# Saflager S23 ferment time



## DrewCarey82 (30/12/17)

Hey Guys.

Put down on the 18th, in a plastic carboy in my fridge @ 13 degrees, not using airlock sealed with gladwrap which is still a solid balloon.

21 litre kit and kilo batch, what's the usual time this takes, used to kit and / or ale yeasts that normally have job done after days.
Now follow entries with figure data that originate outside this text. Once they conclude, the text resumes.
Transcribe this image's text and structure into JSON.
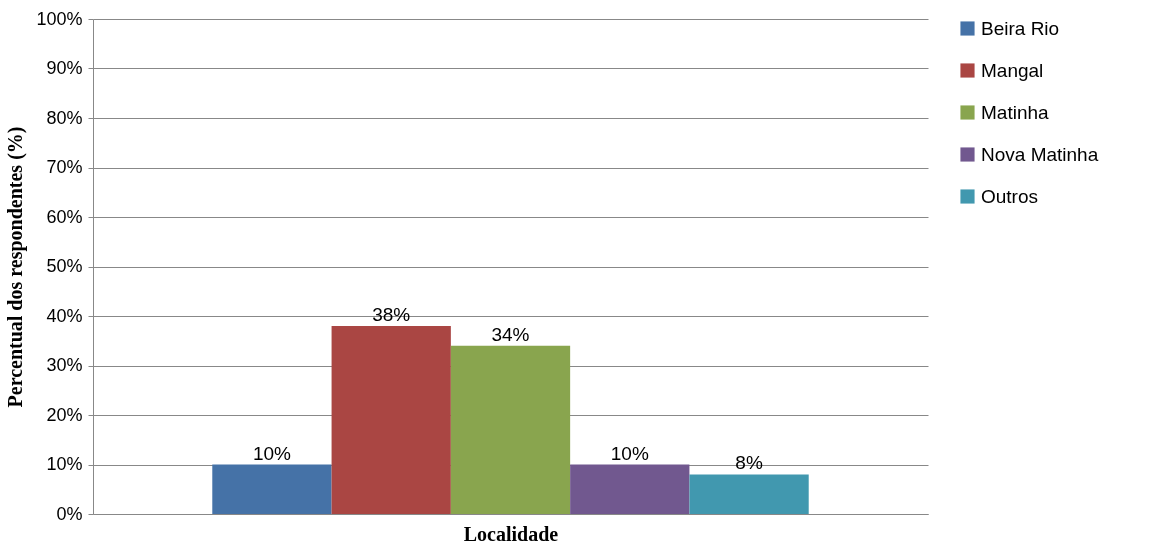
{
  "chart_data": {
    "type": "bar",
    "xlabel": "Localidade",
    "ylabel": "Percentual dos respondentes (%)",
    "categories": [
      null
    ],
    "series": [
      {
        "name": "Beira Rio",
        "color": "#4572a7",
        "values": [
          10
        ],
        "value_labels": [
          "10%"
        ]
      },
      {
        "name": "Mangal",
        "color": "#aa4643",
        "values": [
          38
        ],
        "value_labels": [
          "38%"
        ]
      },
      {
        "name": "Matinha",
        "color": "#89a54e",
        "values": [
          34
        ],
        "value_labels": [
          "34%"
        ]
      },
      {
        "name": "Nova Matinha",
        "color": "#71588f",
        "values": [
          10
        ],
        "value_labels": [
          "10%"
        ]
      },
      {
        "name": "Outros",
        "color": "#4198af",
        "values": [
          8
        ],
        "value_labels": [
          "8%"
        ]
      }
    ],
    "ylim": [
      0,
      100
    ],
    "yticks": [
      {
        "value": 0,
        "label": "0%"
      },
      {
        "value": 10,
        "label": "10%"
      },
      {
        "value": 20,
        "label": "20%"
      },
      {
        "value": 30,
        "label": "30%"
      },
      {
        "value": 40,
        "label": "40%"
      },
      {
        "value": 50,
        "label": "50%"
      },
      {
        "value": 60,
        "label": "60%"
      },
      {
        "value": 70,
        "label": "70%"
      },
      {
        "value": 80,
        "label": "80%"
      },
      {
        "value": 90,
        "label": "90%"
      },
      {
        "value": 100,
        "label": "100%"
      }
    ],
    "grid": "y",
    "legend": "right"
  }
}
How long does this yeast usually take to do the job?


----------



## MHB (30/12/17)

No one can give you an accurate answer to that question - there are too many variables.
How fresh was the yeast
Did you uses a fresh pack or was it rehydrated, a recultured or a slurry...
Just the one pack, manufacture probably recommends two
Have you taken hydrometer readings, anything else is guess work.
Any aeration
Many more

For one packet of healthy yeast pitched into a 1.050(ish) wort, at a sensible temperature, 5-7 days should see you most of the way there. If you pitched the recommended amount of yeast as an active starter into a well aerated wort 3-5 days.
Hard part is pinning down the variables. Good Idea to read the speck sheet.
Mark


----------



## DrewCarey82 (30/12/17)

Yeast was about 2 months old, rehydrated with a 1 litre starter.


----------



## MHB (30/12/17)

I know this will upset some people but - rehydrating is a benefit if you do everything properly, if you don't you will kill a lot of your yeast.
There is a big difference between making a starter and rehydrating yeast.
If you are making a starter, before you add it to your wort make sure it's attemperated (at the same temperature as the wort). To be really useful a starter should be actively fermenting, then if necessary add small portions of wort with stirring and temperature checks, until it is close to the temperature of the wort.
By 2 months old, are we talking a 2 month old unopened packet or a slurry that's been sitting in the fridge (dying) for two months?
Mark


----------



## DrewCarey82 (30/12/17)

Unopened packet mate.


----------



## Brewno Marz (30/12/17)

DrewCarey82 said:


> Hey Guys.
> 
> Put down on the 18th, in a plastic carboy in my fridge @ 13 degrees, not using airlock sealed with gladwrap which is still a solid balloon.
> 
> ...


In my experince it takes 8 to 10 days to fully ferment. I use 3 packs for 40 litres, rehydrate and ferment at 13.5degC


----------



## DrewCarey82 (31/12/17)

Just took 2 consecutive hydrometer reading 1.011 with a starting SG of 1.052 so all good. Doing Dycotel rest now.


----------